Design/methodology/approach
Non-systematic review of literature from websites of national, state and territory health departments and interviews with key stakeholders for Australian strategies to reduce antimicrobial resistance.
Findings
In July 2015 all states and territories in Australia adopted the National Antimicrobial Resistance Strategy 2015-2019, which is built on the World Health Organization policy package to combat antimicrobial resistance. This strategy represents “the collective, expert views of stakeholders on how best to combat antimicrobial resistance in Australia.

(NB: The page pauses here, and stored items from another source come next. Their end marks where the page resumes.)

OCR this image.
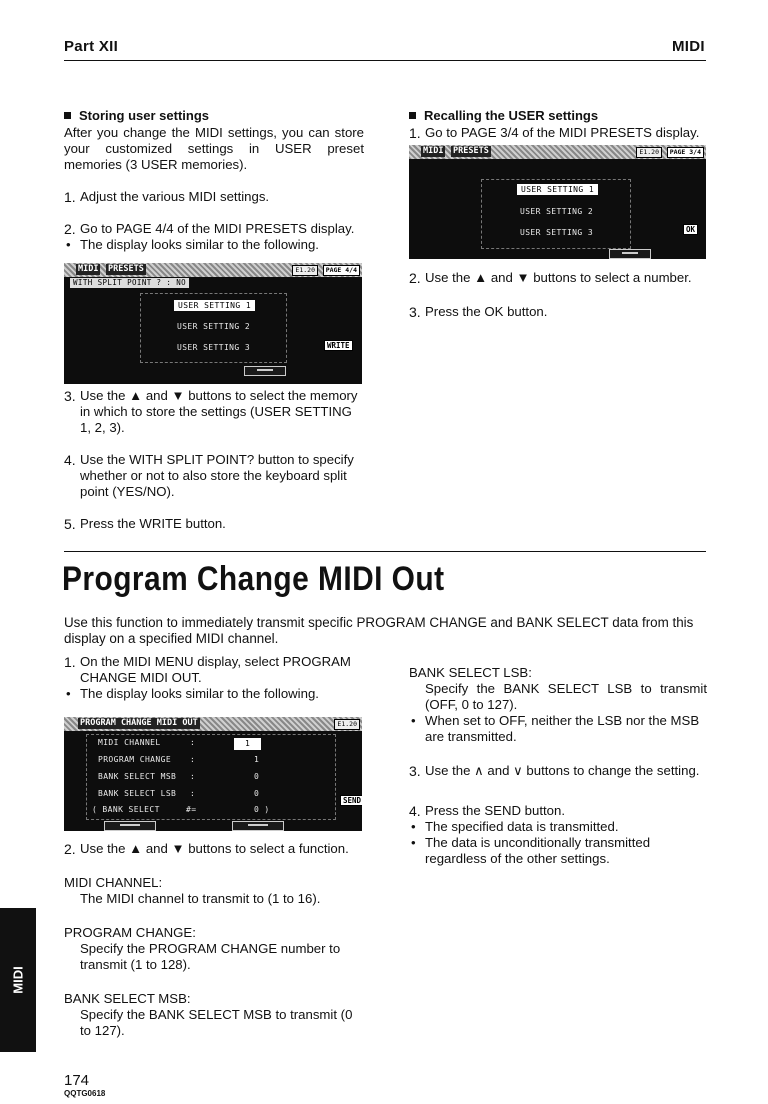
Part XII	MIDI

Storing user settings

After you change the MIDI settings, you can store your customized settings in USER preset memories (3 USER memories).

1. Adjust the various MIDI settings.
2. Go to PAGE 4/4 of the MIDI PRESETS display.
• The display looks similar to the following.
MIDI PRESETS	E1.20	PAGE 4/4
WITH SPLIT POINT ? : NO
USER SETTING 1
USER SETTING 2
USER SETTING 3	WRITE
3. Use the ▲ and ▼ buttons to select the memory in which to store the settings (USER SETTING 1, 2, 3).
4. Use the WITH SPLIT POINT? button to specify whether or not to also store the keyboard split point (YES/NO).
5. Press the WRITE button.

Recalling the USER settings

1. Go to PAGE 3/4 of the MIDI PRESETS display.
MIDI PRESETS	E1.20	PAGE 3/4
USER SETTING 1
USER SETTING 2
USER SETTING 3	OK
2. Use the ▲ and ▼ buttons to select a number.
3. Press the OK button.
Program Change MIDI Out
Use this function to immediately transmit specific PROGRAM CHANGE and BANK SELECT data from this display on a specified MIDI channel.
1. On the MIDI MENU display, select PROGRAM CHANGE MIDI OUT.
• The display looks similar to the following.
PROGRAM CHANGE MIDI OUT	E1.20
MIDI CHANNEL	:	1
PROGRAM CHANGE :	1
BANK SELECT MSB :	0
BANK SELECT LSB :	0
( BANK SELECT	#=	0 )
SEND
2. Use the ▲ and ▼ buttons to select a function.

MIDI CHANNEL:

The MIDI channel to transmit to (1 to 16).

PROGRAM CHANGE:

Specify the PROGRAM CHANGE number to transmit (1 to 128).

BANK SELECT MSB:

Specify the BANK SELECT MSB to transmit (0 to 127).

BANK SELECT LSB:

Specify the BANK SELECT LSB to transmit (OFF, 0 to 127).

• When set to OFF, neither the LSB nor the MSB are transmitted.
3. Use the ∧ and ∨ buttons to change the setting.
4. Press the SEND button.
• The specified data is transmitted.
• The data is unconditionally transmitted regardless of the other settings.
MIDI
174
QQTG0618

It will also support global and regional efforts, recognising that no single country can manage the threat of antimicrobial resistance alone”. It combines quantitative and qualitative monitoring strategies with frameworks and guidelines to improve management of the use of antimicrobial resistant drugs. Prior to this, health services and states developed and implemented initiatives aimed at monitoring and improving prescribing practices. Development of the national strategy has encouraged and fostered debate within the Australian health system and a raft of new policy initiatives.
Research limitations/implications
Surveillance strategies are in place to monitor impact and trends at jurisdictional and sector levels. However, actual impact on antimicrobial resistance and prescribing practices remains to be seen as existing initiatives are expanded and new initiatives implemented.
Practical implications
This overview of key Australian initiatives balancing quantitative and qualitative surveillance, accreditation, research, education, community awareness and price signals on antibiotic prescribing practices may be valuable to health systems in developing local strategies.
Originality/value
The authors provide an up to date overview of the context, strategies and aims of antimicrobial stewardship in Australia.